Urgent Plea From the Pacific

Fiji came to the first UN World Humanitarian Summit in Istanbul with an urgent plea from all Pacific peoples and the citizens of vulnerable low lying nations around the world. We desperately need the global community to assist us to adapt to the greatest humanitarian challenge we have ever faced - the threat to our very existence brought about by the extreme weather events and rising sea levels caused by climate change.

The nations of the world recognised the urgent need to tackle this issue when we all gathered for the UN Climate Summit in Paris last November. On behalf of every Fijian, I urge those nations that have yet to ratify the Paris Agreement to do so as a matter of urgency. Fiji is proud to have been the first country in the world to formally approve the Agreement and lodge the ratification instruments. Because we are acutely aware of the existential threat that this global challenge poses to our way of life in Small Island Developing States the world over.

That threat is ever present. Three months ago, on February 20th, 2016, the biggest cyclone ever to make landfall in the southern hemisphere slammed into Fiji with winds in excess of 300 kilometres an hour. Tropical Cyclone Winston killed 44 Fijians and left a trail of destruction in its wake. Up to 40,000 homes were damaged and destroyed, along with 229 schools and other public buildings and infrastructure.

We were fortunate that Winston spared our main tourism areas, our international visitors kept coming and the overall impact on the wider economy wasn't as great as we first feared. But it has reminded us all of our acute vulnerability to the more frequent and more severe extreme weather events that the scientists tell us will accompany climate change. Our close neighbor, Vanuatu, had a similar experience in 2015 with Tropical Cyclone Pam, which killed more than 20 people. But every Pacific nation is now in a position in which a single event scoring a direct hit on the entire country could devastate our economies for many years to come and reverse all of our hard-won development gains.

In addition, the sea level rises caused by global warming have already forced us in Fiji to begin relocating 45 communities and we have so far identified 830 that are at risk. Yet our own challenge as a nation made up of mountainous volcanic islands pales into insignificance compared with some of our low lying neighbours that are coral atolls. Three of these - Kiribati, Tuvalu and the Marshall Islands - will disappear beneath the waves altogether on current projections.

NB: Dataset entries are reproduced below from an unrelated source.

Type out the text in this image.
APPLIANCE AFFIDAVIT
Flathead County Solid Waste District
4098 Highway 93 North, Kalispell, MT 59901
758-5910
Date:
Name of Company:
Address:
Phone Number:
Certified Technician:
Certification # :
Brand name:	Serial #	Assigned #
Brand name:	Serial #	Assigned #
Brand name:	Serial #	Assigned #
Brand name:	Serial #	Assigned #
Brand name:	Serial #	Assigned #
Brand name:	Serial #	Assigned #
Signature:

Fiji has offered permanent refuge in a worst case scenario to the people Kiribati and Tuvalu - our closest neighbours. But Pacific island nations want the world to embrace a lower cap on global temperatures than the two degrees celsius, compared to the pre-industrial age, that was agreed to in Paris. Under the terms of the Suva Declaration at the last meeting in the Fijian capital of the Pacific Islands Development Forum, we are pressing for that cap to be lowered to 1.5 degrees. And I appeal to you all to support this proposal.

Small and vulnerable nations such as Fiji make a negligible contribution to global warming. Our own carbon emissions are 0.004% of the global total and the average Fijian generates almost five times less carbon than the average person in the rest of the world. Nonetheless, we recognise our collective responsibility to humanity and have committed to reduce our own carbon emissions by 30 per cent by 2030 by increasing our use of renewable energy sources.

For countries with low carbon footprints such as Fiji, climate change adaptation is naturally an infinitely more pressing issue than mitigation. We must urgently build our resilience across the board to withstand the frightening new era that is already upon us. And that means persuading the global community to provide us with immediate access to the finance we need to build that resilience.

There are currently far too many impediments to gaining access to finance. For instance, while Fiji is a developing country, it has been designated a middle-income nation and is denied the ability to pursue certain avenues of financial assistance. This clearly needs to change. In a very real sense, we are being punished for our success. And I appeal for a concerted effort to make the finance we need for climate resilience building more available.

Fiji is gratified that the global community is recognising the need for a more proactive approach to disaster management, included pre-committed finance to bolster our capacity to respond to individual events such as Winston. So I am especially looking forward to the Disasters Roundtable in Istanbul and the launch of the Global Preparedness Partnership, which I hope will reverse the current underinvestment in our collective response to disasters, wherever they occur.

The world must put climate change adaptation for vulnerable nations at the top of the global agenda, including at the World Humanitarian Summit. I want to warmly thank all the UN member countries that came to Fiji's assistance in the wake of Cyclone Winston. And I look forward to a productive summit and to meeting as many of you as possible in Istanbul.